Арнольд Джозеф Тойнби - Исследование истории. Том II: Цивилизации во времени и пространстве
Эту духовную истину, подобно другим истинам того же рода, можно постичь первоначально по аналогии с каким-либо внешним видимым знаком, и во внешнем мире предзнаменованием, делающим первый намек на высшее духовное единство, является объединение общества в универсальное государство. В самом деле, ни Римская империя, ни любое другое универсальное государство не могли бы быть основаны или же поддержаны, если бы не столкнулись с приливом желания политического единства. Этот прилив превращается в самое настоящее наводнение, как только «смутное время» достигает своей высшей точки. В эллинской истории это стремление к единству (или, скорее, чувство облегчения, полученное от его запоздалого удовлетворения) улавливается в латинской поэзии века Августа. А мы, дети западного общества в его нынешней фазе, знаем по собственному опыту, каким мучительным может быть это стремление к «мировому порядку» в эпоху, когда усилия, прилагаемые для объединения человечества, остаются напрасными.

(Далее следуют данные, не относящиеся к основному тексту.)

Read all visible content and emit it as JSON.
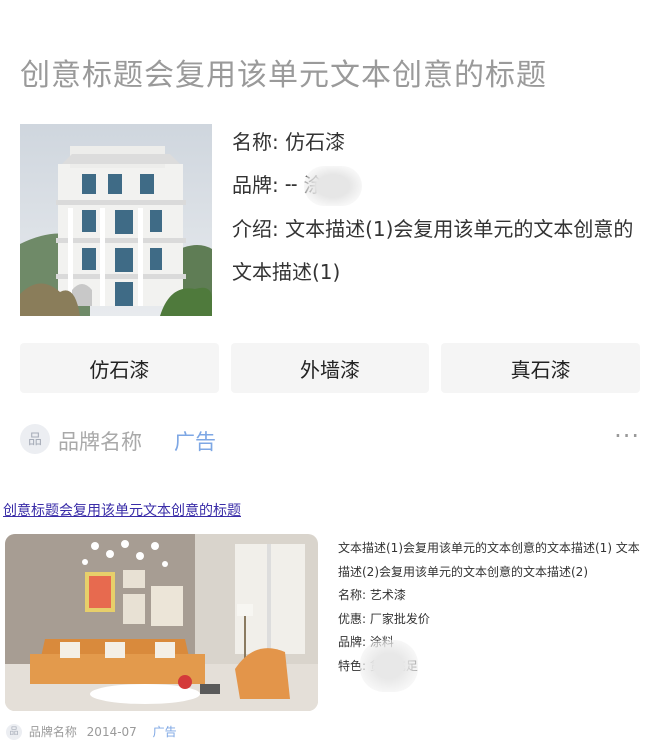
{
  "ad1": {
    "title": "创意标题会复用该单元文本创意的标题",
    "name_row": "名称: 仿石漆",
    "brand_row": "品牌: ╌ 涂料",
    "intro_row": "介绍: 文本描述(1)会复用该单元的文本创意的文本描述(1)",
    "buttons": [
      "仿石漆",
      "外墙漆",
      "真石漆"
    ],
    "avatar": "品",
    "brand_name": "品牌名称",
    "ad_tag": "广告",
    "more": "···"
  },
  "ad2": {
    "title": "创意标题会复用该单元文本创意的标题",
    "description": "文本描述(1)会复用该单元的文本创意的文本描述(1) 文本描述(2)会复用该单元的文本创意的文本描述(2)",
    "name_row": "名称: 艺术漆",
    "offer_row": "优惠: 厂家批发价",
    "brand_row": "品牌: 涂料",
    "feature_row": "特色: 货源充足",
    "avatar": "品",
    "brand_name": "品牌名称",
    "date": "2014-07",
    "ad_tag": "广告"
  },
  "colors": {
    "title_gray": "#9a9a9a",
    "ad_tag_blue": "#7ea7e4",
    "link_purple": "#3a2da8",
    "button_bg": "#f5f5f5"
  }
}
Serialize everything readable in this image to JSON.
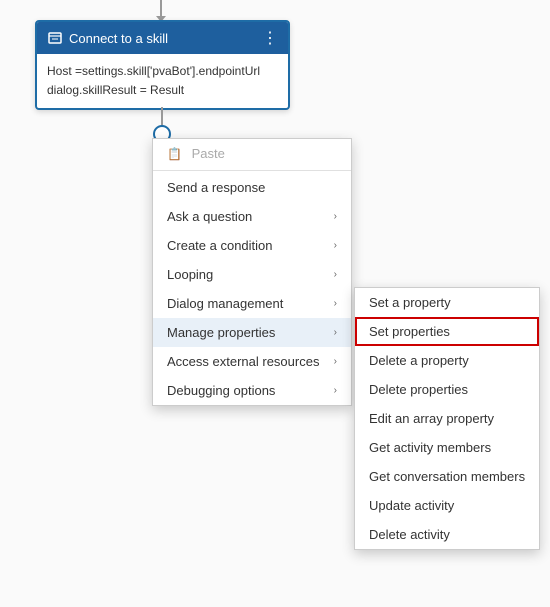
{
  "node": {
    "title": "Connect to a skill",
    "line1": "Host =settings.skill['pvaBot'].endpointUrl",
    "line2": "dialog.skillResult = Result",
    "menu_icon": "⋮"
  },
  "context_menu": {
    "items": [
      {
        "id": "paste",
        "label": "Paste",
        "icon": "📋",
        "disabled": true,
        "has_arrow": false
      },
      {
        "id": "send-response",
        "label": "Send a response",
        "disabled": false,
        "has_arrow": false
      },
      {
        "id": "ask-question",
        "label": "Ask a question",
        "disabled": false,
        "has_arrow": true
      },
      {
        "id": "create-condition",
        "label": "Create a condition",
        "disabled": false,
        "has_arrow": true
      },
      {
        "id": "looping",
        "label": "Looping",
        "disabled": false,
        "has_arrow": true
      },
      {
        "id": "dialog-management",
        "label": "Dialog management",
        "disabled": false,
        "has_arrow": true
      },
      {
        "id": "manage-properties",
        "label": "Manage properties",
        "disabled": false,
        "has_arrow": true,
        "active": true
      },
      {
        "id": "access-external",
        "label": "Access external resources",
        "disabled": false,
        "has_arrow": true
      },
      {
        "id": "debugging",
        "label": "Debugging options",
        "disabled": false,
        "has_arrow": true
      }
    ]
  },
  "submenu": {
    "items": [
      {
        "id": "set-property",
        "label": "Set a property",
        "highlighted": false
      },
      {
        "id": "set-properties",
        "label": "Set properties",
        "highlighted": true
      },
      {
        "id": "delete-property",
        "label": "Delete a property",
        "highlighted": false
      },
      {
        "id": "delete-properties",
        "label": "Delete properties",
        "highlighted": false
      },
      {
        "id": "edit-array",
        "label": "Edit an array property",
        "highlighted": false
      },
      {
        "id": "get-activity-members",
        "label": "Get activity members",
        "highlighted": false
      },
      {
        "id": "get-conversation-members",
        "label": "Get conversation members",
        "highlighted": false
      },
      {
        "id": "update-activity",
        "label": "Update activity",
        "highlighted": false
      },
      {
        "id": "delete-activity",
        "label": "Delete activity",
        "highlighted": false
      }
    ]
  }
}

Мечта Александра Великого о «homonoia», или «согласии», никогда не оставляла эллинского мира, пока сохранялись остатки эллинизма. Три столетия спустя после смерти Александра мы обнаруживаем, что Август помещает [изображение] головы Александра на свой перстень с печатью в качестве официального признания того источника, из которого он черпает вдохновение для своей тяжелой задачи по установлению Pax Romana. Плутарх передает одно из изречений Александра: «Бог — это общий отец всех людей, но он особо приближает к себе лучших из них». Если это «logion»[238] подлинно, то оно говорит нам о понимании Александром того, что братство людей подразумевает отцовство Бога.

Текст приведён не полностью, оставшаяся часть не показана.